Out-Law News | 20 Jan 2006 | 10:53 am | 4 min. read
GPL stands for General Public Licence. There are many kinds of GPL used in free software projects, but "free" is easily misunderstood: in this context, the term is a matter of liberty, not price. It is "free" as in "free speech" – not as in "free beer."
The principle is that users have the freedom to run, study, copy and improve free software. You can charge for the copies you distribute – but any re-distributor must provide the full source code free of charge and a copy of the full licence text.
Free software should not be confused with "freeware," which is made available free of charge – but which cannot necessarily be copied, modified and redistributed without breaching licence conditions.
It is more forgivable to confuse "free software" with "open source software", a term that comes from the late 1990s, because the differences are subtle. Proponents of each will collaborate on projects, united by a mutual hatred of proprietary software. The fundamental difference between free and open source is in values. It is said that open source is a development methodology – i.e. a job may be done better and faster by collaboration; while free software has been compared to a social movement. (The differences are explained fully at gnu.org).

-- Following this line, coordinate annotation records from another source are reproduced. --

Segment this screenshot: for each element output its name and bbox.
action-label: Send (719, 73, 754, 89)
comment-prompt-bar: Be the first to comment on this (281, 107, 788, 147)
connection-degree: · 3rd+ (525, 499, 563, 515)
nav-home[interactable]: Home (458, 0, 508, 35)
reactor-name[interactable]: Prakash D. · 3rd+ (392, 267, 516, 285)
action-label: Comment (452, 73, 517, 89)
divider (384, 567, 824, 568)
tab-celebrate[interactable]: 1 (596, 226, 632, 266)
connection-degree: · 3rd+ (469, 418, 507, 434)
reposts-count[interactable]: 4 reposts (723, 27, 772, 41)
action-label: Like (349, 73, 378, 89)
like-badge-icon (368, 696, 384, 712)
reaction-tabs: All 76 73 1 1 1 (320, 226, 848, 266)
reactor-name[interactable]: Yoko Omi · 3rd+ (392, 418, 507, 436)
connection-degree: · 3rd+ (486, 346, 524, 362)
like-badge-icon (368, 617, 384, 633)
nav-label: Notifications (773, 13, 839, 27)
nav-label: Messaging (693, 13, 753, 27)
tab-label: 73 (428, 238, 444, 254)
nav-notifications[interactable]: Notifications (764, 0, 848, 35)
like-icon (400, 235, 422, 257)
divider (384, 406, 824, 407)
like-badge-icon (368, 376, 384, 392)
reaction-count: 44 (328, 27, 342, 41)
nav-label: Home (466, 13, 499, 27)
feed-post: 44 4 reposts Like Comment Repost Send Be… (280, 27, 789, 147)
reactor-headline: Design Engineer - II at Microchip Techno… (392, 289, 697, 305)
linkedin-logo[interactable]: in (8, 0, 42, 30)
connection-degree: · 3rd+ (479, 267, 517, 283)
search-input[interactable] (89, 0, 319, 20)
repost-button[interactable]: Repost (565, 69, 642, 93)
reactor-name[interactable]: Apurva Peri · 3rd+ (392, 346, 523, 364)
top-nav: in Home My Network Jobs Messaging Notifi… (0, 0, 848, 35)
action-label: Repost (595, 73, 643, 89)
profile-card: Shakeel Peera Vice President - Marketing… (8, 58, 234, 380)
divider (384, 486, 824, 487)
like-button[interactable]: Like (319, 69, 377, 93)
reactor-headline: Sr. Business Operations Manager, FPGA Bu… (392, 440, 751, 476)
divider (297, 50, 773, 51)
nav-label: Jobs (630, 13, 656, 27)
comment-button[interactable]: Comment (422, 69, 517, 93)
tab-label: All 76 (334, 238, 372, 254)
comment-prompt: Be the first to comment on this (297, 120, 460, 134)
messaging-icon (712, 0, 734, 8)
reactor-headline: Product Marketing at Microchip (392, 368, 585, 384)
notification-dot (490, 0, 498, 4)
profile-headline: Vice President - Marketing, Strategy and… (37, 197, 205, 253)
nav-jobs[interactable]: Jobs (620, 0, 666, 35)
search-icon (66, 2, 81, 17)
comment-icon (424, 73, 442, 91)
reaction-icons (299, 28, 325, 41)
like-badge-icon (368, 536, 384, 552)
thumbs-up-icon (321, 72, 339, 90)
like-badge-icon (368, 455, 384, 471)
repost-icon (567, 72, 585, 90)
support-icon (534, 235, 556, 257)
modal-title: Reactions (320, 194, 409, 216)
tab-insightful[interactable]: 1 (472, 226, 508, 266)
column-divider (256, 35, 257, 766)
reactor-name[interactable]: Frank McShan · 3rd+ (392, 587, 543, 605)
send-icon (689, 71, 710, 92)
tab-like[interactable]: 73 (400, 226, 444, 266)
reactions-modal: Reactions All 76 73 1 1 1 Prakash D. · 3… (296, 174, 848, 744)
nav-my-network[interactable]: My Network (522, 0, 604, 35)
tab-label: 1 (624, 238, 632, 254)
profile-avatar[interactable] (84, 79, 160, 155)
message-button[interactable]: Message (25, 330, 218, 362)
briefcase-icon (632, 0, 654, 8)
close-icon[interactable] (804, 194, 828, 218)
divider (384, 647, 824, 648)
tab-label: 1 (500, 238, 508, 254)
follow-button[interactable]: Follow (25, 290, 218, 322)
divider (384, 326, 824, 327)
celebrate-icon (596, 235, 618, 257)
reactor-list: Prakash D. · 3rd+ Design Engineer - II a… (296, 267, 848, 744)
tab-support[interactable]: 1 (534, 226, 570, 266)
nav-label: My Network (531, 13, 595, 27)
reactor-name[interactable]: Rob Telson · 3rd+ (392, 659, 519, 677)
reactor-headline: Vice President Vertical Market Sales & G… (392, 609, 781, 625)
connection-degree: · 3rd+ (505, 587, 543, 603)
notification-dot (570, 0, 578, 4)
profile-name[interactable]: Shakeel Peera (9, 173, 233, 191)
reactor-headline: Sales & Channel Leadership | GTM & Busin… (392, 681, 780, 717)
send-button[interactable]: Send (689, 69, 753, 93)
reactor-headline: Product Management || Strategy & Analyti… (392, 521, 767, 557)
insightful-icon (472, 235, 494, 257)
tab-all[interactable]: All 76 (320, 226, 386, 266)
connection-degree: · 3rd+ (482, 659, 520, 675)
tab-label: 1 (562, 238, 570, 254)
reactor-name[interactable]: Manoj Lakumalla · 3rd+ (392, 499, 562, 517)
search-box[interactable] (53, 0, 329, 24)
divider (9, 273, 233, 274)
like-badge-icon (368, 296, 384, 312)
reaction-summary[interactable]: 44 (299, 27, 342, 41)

The GNU GPL is by far the most popular GPL, currently underpinning more than 28,000 free software projects, or 67% of all projects, according to freshmeat.net. Its best known uses are in the Linux operating system kernel and in MySQL, the dominant database management software.
The GNU GPL was first released in 1989. It was written by Richard M Stallman, founder of the GNU Project – which developed a free UNIX-like operating system called GNU. Stallman's site explains that GNU, pronounced "guh-noo," is a recursive acronym for "GNU's Not Unix."
Stallman also founded the Free Software Foundation, or FSF, in 1985. It is a non-profit group dedicated to the promotion of free software. It released version 2 of the GNU GPL in 1991.
Variants of the GNU operating system which use the Linux kernel are now widely used. These systems are usually referred to as Linux systems; but Stallman points out that they are more accurately called GNU/Linux systems. All of them use version 2 of the GNU GPL.
The FSF is now seeking comment on its draft Version 3, or GNU GPLv3.
The new GPLv3 is almost twice as long as GPLv2, running to 4,500 words and 11 pages. But like its predecessor, it is easy to read by comparison to many proprietary software licences. A new version was called for, according to the FSF, because "today's environment is more complex and diverse" than the environment of 1991.
The key principle of what Stallman calls "copyleft" remains intact: make a work free and require all modified versions to be free as well. It does not mean abandoning copyright in a work; it simply places generous conditions on the use of a work.
As before, there is no warranty with GPL-based software but you have the freedom to distribute copies of it and you can charge for that service if you wish. You just have to share. "You must license the entire modified work, as a whole, under this License to anyone who comes into possession of a copy," explains clause 5 of GPLv3.
GPLv3 gives you unlimited permission to privately modify and run a program that is subject to the GPL – "provided you do not bring suit for patent infringement against anyone for making, using or distributing their own works based on the Program."
"Software patents threaten every free software project," explains the FSF in a 21-page note on the rationale behind the changes (there is also a helpful 16-page guide to the revision process).
Patents were addressed in GPLv2 but GPLv3 tightens the provisions.
"GPLv3 provides an explicit patent license covering any patents held by the program's developers, replacing the implicit licence on which GPLv2 relies," explains the FSF's note. "GPLv3 also implements a narrow scheme of patent retaliation against those who undertake this precise form of aggression."
Accordingly, if you bring a patent infringement lawsuit against anyone for activities relating to a work based on the program, your right to modify and run the program is terminated.
The FSF reasons that "the adoption of DRM is fundamentally at odds with the spirit of the free software movement." It compares DRM-protected software to "a prison in which users can be put to deprive them of the rights that the law would otherwise allow them." The FSF aims to abolish the use of DRM. "Anything less than complete victory," it argues, "leaves the freedom of software in grave peril."
Accordingly, the software covered by the GPL must neither be subject to, nor subject other works to, digital restrictions from which escape is forbidden. Clause 3 states, "no permission is given to redistribute covered works that illegally invade users' privacy, nor for modes of distribution that deny users that run covered works the full exercise of the legal rights granted by this License."
"No covered work constitutes part of an effective technological protection measure: that is to say, distribution of a covered work as part of a system to generate or access certain data constitutes general permission at least for development, distribution and use, under this License, of other software capable of accessing the same data."
It is expected that the Linux kernel will continue to be licensed under GPLv2, even after GPLv3 is finalised. This is because its licence terms require improvements to be licensed under GPLv2 exclusively – as opposed to the more common provision of requiring improvements of GPL software under "GPLv2 or later".
The final version of GPLv3 will not be ready this year. The FSF is giving itself until March 2007. But it seeks comments now in the hope of releasing a second draft version in June and a possible third draft in October.